La ministre de la culture (re)lance la préfiguration d’un CNM pour 2019

Publié le jeudi 26 avril 2018

POLITIQUE

À Bourges, la ministre de la Culture, Françoise Nyssen, a annoncé sa volonté de voir se créer un Centre national de la musique (CNM) en lançant une mission de préfiguration confiée à deux députés.

Déjà envisagé en 2011, suite à la publication du rapport « Création musicale et diversité à l’ère numérique », le principe d’un opérateur public transversal pour l’ensemble de la filière musicale avait été abandonné après une longue phase de préfiguration menée une association dédiée. Cet arrêt brutal d’un projet porté par un grand nombre d’organisations professionnelles, signataires d’un accord-cadre, avait laissé un goût amer.

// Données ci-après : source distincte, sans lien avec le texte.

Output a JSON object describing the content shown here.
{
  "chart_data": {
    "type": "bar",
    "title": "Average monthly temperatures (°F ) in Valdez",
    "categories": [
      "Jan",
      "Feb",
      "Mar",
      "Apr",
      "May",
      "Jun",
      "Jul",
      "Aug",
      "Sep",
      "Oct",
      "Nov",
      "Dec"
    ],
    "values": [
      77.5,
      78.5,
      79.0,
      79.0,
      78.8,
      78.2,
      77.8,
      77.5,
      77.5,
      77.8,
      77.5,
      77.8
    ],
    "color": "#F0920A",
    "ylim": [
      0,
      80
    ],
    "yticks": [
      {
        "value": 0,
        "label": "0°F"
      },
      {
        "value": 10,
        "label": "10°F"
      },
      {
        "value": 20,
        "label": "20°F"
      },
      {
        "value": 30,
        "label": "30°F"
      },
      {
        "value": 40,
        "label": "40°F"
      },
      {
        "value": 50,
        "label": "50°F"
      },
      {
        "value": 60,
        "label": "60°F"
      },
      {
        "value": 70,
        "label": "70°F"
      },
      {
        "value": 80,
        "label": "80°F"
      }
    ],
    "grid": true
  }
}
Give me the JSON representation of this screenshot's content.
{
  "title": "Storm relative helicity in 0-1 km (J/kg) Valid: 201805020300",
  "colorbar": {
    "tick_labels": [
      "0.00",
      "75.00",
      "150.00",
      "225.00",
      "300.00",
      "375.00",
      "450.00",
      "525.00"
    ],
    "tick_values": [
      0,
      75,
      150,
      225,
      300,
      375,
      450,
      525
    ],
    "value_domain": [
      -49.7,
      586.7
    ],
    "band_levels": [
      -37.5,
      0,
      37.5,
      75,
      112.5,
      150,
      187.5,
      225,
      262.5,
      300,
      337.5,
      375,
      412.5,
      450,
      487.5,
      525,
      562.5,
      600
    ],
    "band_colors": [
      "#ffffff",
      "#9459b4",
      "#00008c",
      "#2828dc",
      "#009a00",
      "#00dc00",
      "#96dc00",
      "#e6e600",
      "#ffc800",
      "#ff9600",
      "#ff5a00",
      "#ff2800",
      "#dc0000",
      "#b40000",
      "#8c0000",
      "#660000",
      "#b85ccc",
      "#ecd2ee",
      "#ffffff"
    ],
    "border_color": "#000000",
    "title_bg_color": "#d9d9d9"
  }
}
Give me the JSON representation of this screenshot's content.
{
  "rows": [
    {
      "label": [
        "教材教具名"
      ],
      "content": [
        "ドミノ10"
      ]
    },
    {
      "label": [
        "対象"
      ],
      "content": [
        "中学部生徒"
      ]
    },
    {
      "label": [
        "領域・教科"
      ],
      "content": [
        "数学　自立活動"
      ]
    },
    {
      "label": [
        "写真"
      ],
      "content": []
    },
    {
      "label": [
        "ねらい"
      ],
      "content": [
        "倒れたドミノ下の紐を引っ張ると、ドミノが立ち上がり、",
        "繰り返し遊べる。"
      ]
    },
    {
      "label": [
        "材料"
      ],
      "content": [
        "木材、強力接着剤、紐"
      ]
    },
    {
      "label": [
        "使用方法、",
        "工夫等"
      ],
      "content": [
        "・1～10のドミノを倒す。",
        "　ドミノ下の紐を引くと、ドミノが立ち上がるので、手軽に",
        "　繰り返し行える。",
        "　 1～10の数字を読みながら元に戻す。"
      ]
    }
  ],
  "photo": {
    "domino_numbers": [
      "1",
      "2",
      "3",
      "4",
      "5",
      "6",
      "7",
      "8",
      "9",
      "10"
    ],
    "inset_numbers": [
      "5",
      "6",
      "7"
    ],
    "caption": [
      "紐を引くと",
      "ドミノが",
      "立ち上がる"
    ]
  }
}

Peu après son arrivée rue de Valois, Françoise Nyssen rouvrait le dossier en commandant à Roch-Olivier Maistre un rapport sur l’opportunité d’une « maison commune de la musique ». Rendu en octobre, ce rapport, encore une fois salué par la profession y compris dans le champ du classique, reprenait le terme en s’intitulant « Rassembler la musique pour un centre national ».

Et c’est donc, hier, au 42e Printemps de Bourges, que la ministre a annoncé dans un discours très appuyé sa volonté d’engager le processus ambitionnant « une nouvelle politique pour la musique ».

Une mission parlementaire

« Je vous confirme aujourd’hui que le rapport [Maistre] sera suivi : nous allons créer un Centre National de la Musique » a-t-elle déclaré. Ainsi, pour préparer la création de « ce nouvel établissement public qui viendra remplacer le CNV », Françoise Nyssen a confié une nouvelle mission, à deux députés cette fois. Emilie Cariou et Pascal Bois devront donc :
-  Préparer l’avant-projet de texte instituant l’établissement ;
-  Clarifier son organisation et sa gouvernance ;
-  Clarifier les besoins de la filière et ses financements.

Indiquant une remise de conclusions pour septembre, elle précise « Ils ne partent pas d’une feuille blanche. J’ai déjà défini un cadre global, que la préfiguration doit permettre de préciser et de concrétiser ». Ainsi, ce CNM « regroupera quatre missions de service public, aujourd’hui dispersées entre diverses organisations ou ne faisant l’objet d’aucun portage » :
-  l’observation des activités de la filière ;
-  le soutien économique aux acteurs ;
-  le développement international ;
-  l’information et la formation des professionnels.

Périmètre, financement et gouvernance

Gérant les crédits d’impôts, son périmètre d’action aura vocation à se porter sur « toute la filière - de la musique enregistrée à la musique “live” ». Cependant, la ministre a tenu à bien préciser :
-  le “secteur subventionné” (Smac comprises) continuera de faire l’objet d’un soutien direct du ministère, sans l’intermédiaire du Centre ;
-  l’intégration du Bureau Export « n’est pas d’actualité (…) [mais] la subvention de l’Etat au Burex transitera par le CNM ». En ce qui concerne son financement « Toutes les pistes doivent être explorées, qu’elles soient de nature fiscale, budgétaire ou encore partenariale » estimant que celles proposées par Roch-Olivier Maistre méritent une analyse approfondie que les deux députés vont réaliser d’ici la prochaine loi de finances. Quant à la gouvernance, elle souhaite que l’Etat y ait « une place centrale », précisant que la mission Parlementaire devra déterminer la place donnée aux organisations professionnelles et aux parties prenantes.

Ainsi, cette phase de « préfiguration opérationnelle » s’ouvrira dans les prochains jours, pour une ouverture « souhaitée début 2019 ».